Il y a plusieurs manières de devenir sociétaire : ceux qui veulent simplement mettre leur argent à disposition peuvent ouvrir un compte de dépôt à terme. Et puis il y a ceux qui préfèrent bénéficier de services bancaires classiques. Pour cela, nous nous appuyons sur un partenariat avec le Crédit Coopératif qui gère des comptes chèques et des comptes sur livrets Nef. Ceux-là seront alors amenés à utiliser un carnet de chèque qui présente l’inscription : « Mon partenaire financier pour une économie plus humaine ». On affiche alors un engagement en consommant, ça n’est pas une démarche anodine.
Si vous aviez à citer un disque, un livre, un tableau ?

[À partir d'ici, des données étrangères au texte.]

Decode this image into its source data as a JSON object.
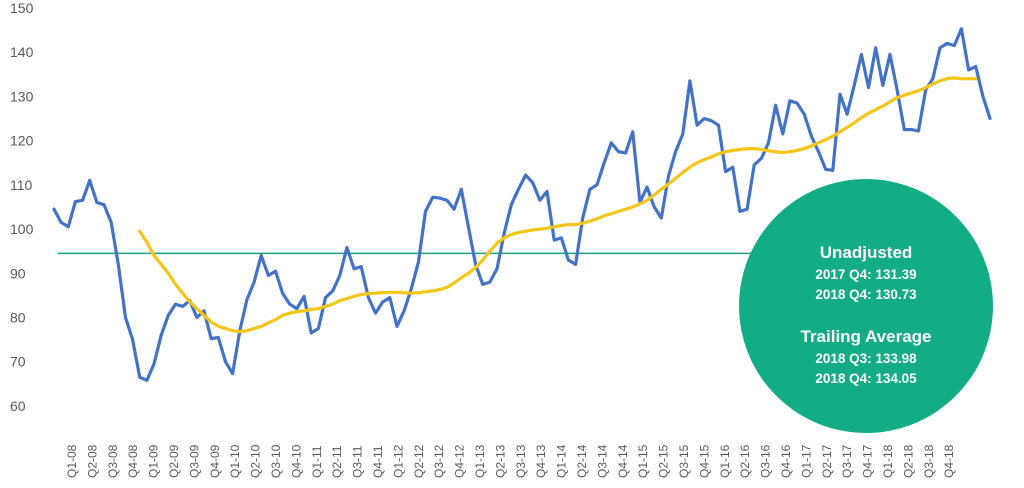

- Un disque de piano. Une musique qui permette de belles envolées… - Un livre… je peux citer un film, à la place ? J’ai récemment vu « De battre mon cœur s’est arrêté », de Jacques Audiard, et ça m’a bouleversée. Ce choix me ramène d’ailleurs à ma première réponse, sur le piano : il est omniprésent dans ce film. Il apparaît à chaque instant comme une promesse de douceur à venir. Une promesse de réconciliation. - Je choisirai une œuvre de Christel Laché. Christel est installée en Aveyron et a bénéficié d’un prêt Nef pour l’installation de son atelier « d’artiste lissière ». Elle puise son inspiration dans l’observation de la nature, des plantes et des fleurs. À partir de ses esquisses réalisées à l’aquarelle, elle fabrique des tapisseries de basse-lisse de grande qualité, selon la méthode ancestrale. Ses créations sont magnifiques. Celle que je choisis est l’ « Iris ». Christelle tisse dans la plus pure tradition pendant de longs mois, mêlant un nombre invraisemblable de couleurs, restituant une magnifique symbolique de la plante observée… (Voir p.14 et 15 Sat'Info N°80 Juillet 2005 )
Devenir sociétaire en souscrivant des parts de capital, pour participer au développement de la Nef
La Nef n’est pas un établissement bancaire classique. C’est une coopérative financière dont le capital est détenu par les sociétaires (12 500 à ce jour). Augmenter les parts sociales de la Nef, c’est accroître sa solidité et lui donner plus de moyen et d’autonomie. Le souscripteur bénéficie également d’un avantage fiscal très intéressant.
Placer son épargne à la Nef, pour donner priorité à ses valeurs
C’est grâce à une épargne stable que la Nef soutient des projets dans la durée.
Les comptes à terme permettent :
- de bénéficier d’une rémunération contractuelle, variable selon la durée du placement - de partager ses intérêts avec une association partenaire œuvrant dans la protection de l’homme et de son environnement - d’orienter son épargne vers le domaine que chacun souhaite soutenir : environnement, insertion sociale, développement culturel, etc…
Le plan épargne Nef permet :
- de constituer une épargne progressive en vue de réaliser ses projets à moyen terme - de partager ses intérêts avec une association de solidarité internationale
Ouvrir un compte courant et un livret d’épargne, pour donner un sens à son argent de tous les jours
Grâce à son partenaire bancaire, le Crédit Coopératif, la Nef offre tous les services d’une épargne disponible à tous moments : chéquier, carte bancaire (retrait national, visa…), livret d’épargne.